Le Cap de la Hague, contrée au bout du monde

La baie d’Écalgrain, splendide plage de sable et de galets avec un point de vue unique sur les îles Anglo-Normandes et le raz Blanchard. - © Tuul et Bruno Morandi / Détours en France

Publié le par Philippe Bourget

L'essentiel

Résumé par l’IA, validé par la Rédaction.

  • Le GR223 entre Cherbourg et Carteret révèle ses plus beaux atouts : plages sauvages, falaises, landes et hameaux chargés d’histoire, comme Gruchy, village natal du peintre Millet.
  • Trois jours de marche rythmés par des paysages contrastés : criques paisibles, caps battus par les vents, prairies verdoyantes dignes de l’Irlande et villages de granit au charme discret.
  • De la plage de Querqueville aux dunes de Biville, un itinéraire entre calme et tempête, entre patrimoine et nature brute, pour les amoureux de grands horizons.

Le GR223 court de Honfleur au Mont-Saint-Michel, fil d’Ariane côtier de la Basse-Normandie. Mais c’est entre Cherbourg et Carteret qu’il excelle. Depuis Querqueville exactement, il s’échappe à l’ouest dans un décor riant de plages qui ne laisse rien présager de la suite.
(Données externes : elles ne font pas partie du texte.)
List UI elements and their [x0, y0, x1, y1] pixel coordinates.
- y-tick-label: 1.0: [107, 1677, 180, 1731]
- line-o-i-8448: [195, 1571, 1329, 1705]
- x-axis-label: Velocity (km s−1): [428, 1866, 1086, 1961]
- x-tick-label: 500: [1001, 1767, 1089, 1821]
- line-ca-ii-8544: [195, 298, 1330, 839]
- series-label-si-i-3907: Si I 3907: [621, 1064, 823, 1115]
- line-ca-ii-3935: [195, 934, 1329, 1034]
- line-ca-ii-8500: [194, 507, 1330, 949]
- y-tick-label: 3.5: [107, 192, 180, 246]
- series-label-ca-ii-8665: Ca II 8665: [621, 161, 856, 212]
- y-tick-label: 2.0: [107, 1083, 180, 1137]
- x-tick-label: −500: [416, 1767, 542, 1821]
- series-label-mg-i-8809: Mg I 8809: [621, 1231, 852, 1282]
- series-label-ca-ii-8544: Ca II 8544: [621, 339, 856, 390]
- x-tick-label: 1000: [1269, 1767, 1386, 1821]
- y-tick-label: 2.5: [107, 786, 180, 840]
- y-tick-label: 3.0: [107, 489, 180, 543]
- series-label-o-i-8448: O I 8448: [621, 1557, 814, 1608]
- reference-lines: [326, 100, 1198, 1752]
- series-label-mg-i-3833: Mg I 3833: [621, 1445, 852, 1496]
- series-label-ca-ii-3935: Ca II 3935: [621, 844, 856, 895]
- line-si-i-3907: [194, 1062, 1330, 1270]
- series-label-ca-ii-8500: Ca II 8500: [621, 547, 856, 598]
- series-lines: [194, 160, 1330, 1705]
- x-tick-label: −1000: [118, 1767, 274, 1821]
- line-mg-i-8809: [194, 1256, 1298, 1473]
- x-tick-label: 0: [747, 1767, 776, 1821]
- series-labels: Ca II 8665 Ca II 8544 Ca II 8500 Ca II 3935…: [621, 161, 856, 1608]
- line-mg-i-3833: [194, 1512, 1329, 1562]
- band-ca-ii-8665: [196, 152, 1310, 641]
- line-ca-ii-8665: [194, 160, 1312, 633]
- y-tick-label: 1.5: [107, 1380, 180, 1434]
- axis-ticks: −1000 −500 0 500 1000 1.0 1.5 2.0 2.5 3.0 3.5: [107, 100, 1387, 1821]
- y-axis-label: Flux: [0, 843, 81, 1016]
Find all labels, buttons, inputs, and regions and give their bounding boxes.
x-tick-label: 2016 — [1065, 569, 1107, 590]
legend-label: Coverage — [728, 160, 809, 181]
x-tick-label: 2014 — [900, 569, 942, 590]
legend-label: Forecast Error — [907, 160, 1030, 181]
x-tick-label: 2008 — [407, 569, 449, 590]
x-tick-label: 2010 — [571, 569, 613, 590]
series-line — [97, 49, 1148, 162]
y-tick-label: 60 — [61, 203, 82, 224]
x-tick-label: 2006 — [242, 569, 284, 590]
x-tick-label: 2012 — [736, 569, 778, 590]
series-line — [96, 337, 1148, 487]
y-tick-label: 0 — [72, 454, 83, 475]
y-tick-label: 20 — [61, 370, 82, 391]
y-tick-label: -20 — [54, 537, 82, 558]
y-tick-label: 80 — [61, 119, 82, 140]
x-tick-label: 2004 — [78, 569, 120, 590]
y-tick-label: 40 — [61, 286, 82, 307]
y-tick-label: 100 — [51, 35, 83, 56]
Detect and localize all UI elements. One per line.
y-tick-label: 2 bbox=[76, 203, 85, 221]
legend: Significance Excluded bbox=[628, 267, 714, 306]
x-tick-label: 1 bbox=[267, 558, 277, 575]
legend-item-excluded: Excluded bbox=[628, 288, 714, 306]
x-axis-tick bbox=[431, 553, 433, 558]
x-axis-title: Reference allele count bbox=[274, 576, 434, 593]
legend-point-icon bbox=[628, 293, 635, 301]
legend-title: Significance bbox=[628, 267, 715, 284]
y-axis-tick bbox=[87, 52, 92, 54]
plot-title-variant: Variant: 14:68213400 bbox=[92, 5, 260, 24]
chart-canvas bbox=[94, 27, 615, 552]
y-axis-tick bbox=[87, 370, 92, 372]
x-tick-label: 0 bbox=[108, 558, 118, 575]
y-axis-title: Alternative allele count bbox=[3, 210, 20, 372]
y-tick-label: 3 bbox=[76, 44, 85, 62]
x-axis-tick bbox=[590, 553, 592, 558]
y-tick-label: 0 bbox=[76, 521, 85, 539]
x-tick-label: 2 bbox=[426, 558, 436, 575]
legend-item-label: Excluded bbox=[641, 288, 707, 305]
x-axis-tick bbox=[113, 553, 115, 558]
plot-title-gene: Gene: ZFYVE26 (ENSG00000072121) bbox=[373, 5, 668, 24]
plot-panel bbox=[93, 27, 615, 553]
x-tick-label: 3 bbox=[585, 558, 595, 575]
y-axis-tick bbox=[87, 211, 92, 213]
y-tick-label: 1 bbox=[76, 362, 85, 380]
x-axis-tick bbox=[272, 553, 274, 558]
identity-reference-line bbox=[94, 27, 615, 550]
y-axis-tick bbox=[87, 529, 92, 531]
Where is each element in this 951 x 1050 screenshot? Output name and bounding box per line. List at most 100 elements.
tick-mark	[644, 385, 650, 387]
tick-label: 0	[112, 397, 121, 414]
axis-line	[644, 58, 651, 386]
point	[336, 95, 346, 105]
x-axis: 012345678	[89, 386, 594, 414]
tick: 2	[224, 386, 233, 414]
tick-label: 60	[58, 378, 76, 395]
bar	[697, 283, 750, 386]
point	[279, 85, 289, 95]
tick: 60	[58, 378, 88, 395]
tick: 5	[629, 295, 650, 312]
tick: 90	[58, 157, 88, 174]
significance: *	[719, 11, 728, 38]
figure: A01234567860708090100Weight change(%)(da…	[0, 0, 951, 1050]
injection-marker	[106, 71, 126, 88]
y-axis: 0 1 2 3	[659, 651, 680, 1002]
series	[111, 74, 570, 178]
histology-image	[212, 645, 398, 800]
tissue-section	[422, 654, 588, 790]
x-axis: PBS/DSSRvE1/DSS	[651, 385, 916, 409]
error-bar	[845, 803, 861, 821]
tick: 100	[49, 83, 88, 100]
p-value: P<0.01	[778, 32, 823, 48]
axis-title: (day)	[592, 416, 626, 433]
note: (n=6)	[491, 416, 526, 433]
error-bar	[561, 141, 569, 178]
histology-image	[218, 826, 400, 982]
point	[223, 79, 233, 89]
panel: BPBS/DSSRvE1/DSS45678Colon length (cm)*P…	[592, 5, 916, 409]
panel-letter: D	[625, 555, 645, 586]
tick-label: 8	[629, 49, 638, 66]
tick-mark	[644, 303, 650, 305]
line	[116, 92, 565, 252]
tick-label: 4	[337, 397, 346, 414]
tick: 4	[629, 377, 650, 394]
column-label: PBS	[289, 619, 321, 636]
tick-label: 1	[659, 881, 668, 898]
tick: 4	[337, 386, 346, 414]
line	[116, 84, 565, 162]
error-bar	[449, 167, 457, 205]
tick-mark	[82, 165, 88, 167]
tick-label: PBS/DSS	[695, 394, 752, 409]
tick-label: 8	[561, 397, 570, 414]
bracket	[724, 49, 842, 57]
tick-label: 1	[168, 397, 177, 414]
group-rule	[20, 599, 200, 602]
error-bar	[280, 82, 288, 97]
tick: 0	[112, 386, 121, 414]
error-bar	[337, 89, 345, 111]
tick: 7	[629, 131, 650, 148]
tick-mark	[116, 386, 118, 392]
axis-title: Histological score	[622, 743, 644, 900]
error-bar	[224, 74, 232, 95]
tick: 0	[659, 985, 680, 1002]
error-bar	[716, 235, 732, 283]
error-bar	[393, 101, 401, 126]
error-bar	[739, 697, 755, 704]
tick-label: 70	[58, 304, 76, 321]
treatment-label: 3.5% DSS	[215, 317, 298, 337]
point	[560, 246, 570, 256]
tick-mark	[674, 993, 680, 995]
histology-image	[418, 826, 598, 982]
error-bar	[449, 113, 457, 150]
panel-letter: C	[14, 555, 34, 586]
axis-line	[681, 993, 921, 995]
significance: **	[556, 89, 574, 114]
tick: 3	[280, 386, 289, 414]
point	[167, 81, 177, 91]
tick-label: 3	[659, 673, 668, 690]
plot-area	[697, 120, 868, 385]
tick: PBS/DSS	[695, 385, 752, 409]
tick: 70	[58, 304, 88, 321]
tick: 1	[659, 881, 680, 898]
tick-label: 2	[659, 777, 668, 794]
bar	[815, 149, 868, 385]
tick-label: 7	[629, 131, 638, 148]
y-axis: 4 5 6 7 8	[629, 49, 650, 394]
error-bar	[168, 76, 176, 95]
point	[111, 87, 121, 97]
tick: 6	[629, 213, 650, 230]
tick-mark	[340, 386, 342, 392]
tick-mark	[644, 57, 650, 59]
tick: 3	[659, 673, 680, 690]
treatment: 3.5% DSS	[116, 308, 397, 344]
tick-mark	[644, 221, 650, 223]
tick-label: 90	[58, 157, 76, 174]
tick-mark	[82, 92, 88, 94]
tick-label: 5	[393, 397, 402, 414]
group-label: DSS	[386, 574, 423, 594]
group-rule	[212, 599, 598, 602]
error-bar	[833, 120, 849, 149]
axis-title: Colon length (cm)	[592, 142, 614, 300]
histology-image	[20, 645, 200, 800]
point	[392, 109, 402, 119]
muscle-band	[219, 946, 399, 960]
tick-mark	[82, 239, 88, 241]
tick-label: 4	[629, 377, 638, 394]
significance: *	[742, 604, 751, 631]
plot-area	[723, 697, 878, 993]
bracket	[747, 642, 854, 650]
Le GR223 comme itinéraire 

La première étape mène à Omonville-la-Rogue. Près de 14 kilomètres à parcourir en un peu plus de quatre heures. La plage de Querqueville est agréable, celle d’Urville-Nacqueville, avec sable blond et grand estran, mérite une baignade. Mais passé l’hôtel le Landemer, le décor change. Place à la lande et à la côte rocheuse, fin de l’urbanisation. Un vallon s’échappe sur la gauche? Courez-y. Au bout, à Gruchy, hameau humide de terre et de mer, se tient la maison natale du peintre Jean-François Millet. Rappelez-vous, les tableaux de la France paysanne du XIXe, Des glaneuses, L’Angélus... c’est lui, et sa maison se visite. Le sentier littoral poursuit ses ondulations au gré des baies et des pointes, exposées nord- est, regardant les côtes anglaises et l’île de Wight. Doué du Moulin, baie de Quervière, pointe d’Etimbert... de creux en cap et de vert en gris sur ce sentier de lande, on parvient à Omonville-la-Rogue. L’entrée du village est marquée par les vestiges d’un ancien fort, situé sur la colline de Led-heu. Il daterait du XVIe siècle. Comme les contrebandiers et les douaniers qui l’empruntaient jadis, vous trouverez refuge dans cette ville portuaire aux solides maisons de granit. Certaines sont encore couvertes de pierres de schiste. 

Paysages de calme et tempête...

Deuxième jour, celui de l’avant « grand spectacle ». Long de 13,5 kilomètres, l’itinéraire conduit en trois heures et demie jusqu’à Auderville, ultime commune du cap de la Hague. La côte est encore abritée, avec un relief bas plus enroché mais très découpé. Elle est jalonnée de spots sauvages: la pointe de Jardeheu (ancien sémaphore); la pointe de Catehaut; la baie d’Ecuty... 

Entre eux, des intermèdes suaves, comme le calme avant la tempête. Des criques rocheuses. La courbure légère de la plage de l’anse Saint-Martin. Et Port-Racine, autoproclamé plus petit port de France. Avec sa quinzaine de barcasses au mouillage, attachées par de longues cordes à des poteaux en bois, il se donne des airs de calanque. Histoire de bien finir la journée, il faut quitter la côte et rejoindre Auderville, village des terres. Le bourg affiche de coquettes maisons aux jardins fleuris de boules d’hortensias parme.

Balade « allegrissimo »

Reste le grand jour. Au programme, 23 kilomètres d’Auderville à Biville. Sept heures de voyage allegrissimo. Pointes du Nez-Cabot, de la Loge, du Grouin... voilà le cap ultime, face au raz Blanchard, souvent en furie. Ils ne sont pas nombreux à l’affronter, mais on trouve ce genre de gaillards à la station SNSM de Goury, ultime havre à bateaux avant les outrances du large. Après ? C’est un voyage en Irlande ! Des prairies d’un vert claquant, des murets de pierre sèche, de la bruyère, des arbres pliés par le vent, des falaises amples. Flegmatiques dans leur enclos, des vaches semblent imperméables au spectacle. Il y en a souvent, pourtant, des tempêtes ravageuses. C’est soûlé de vent que l’on saute de la baie d’Écalgrain au nez de Voidries, de celui de Jobourg au château de Vauville. Voilà Biville et les dunes, fin de parcours. Et si l’on repartait en sens inverse?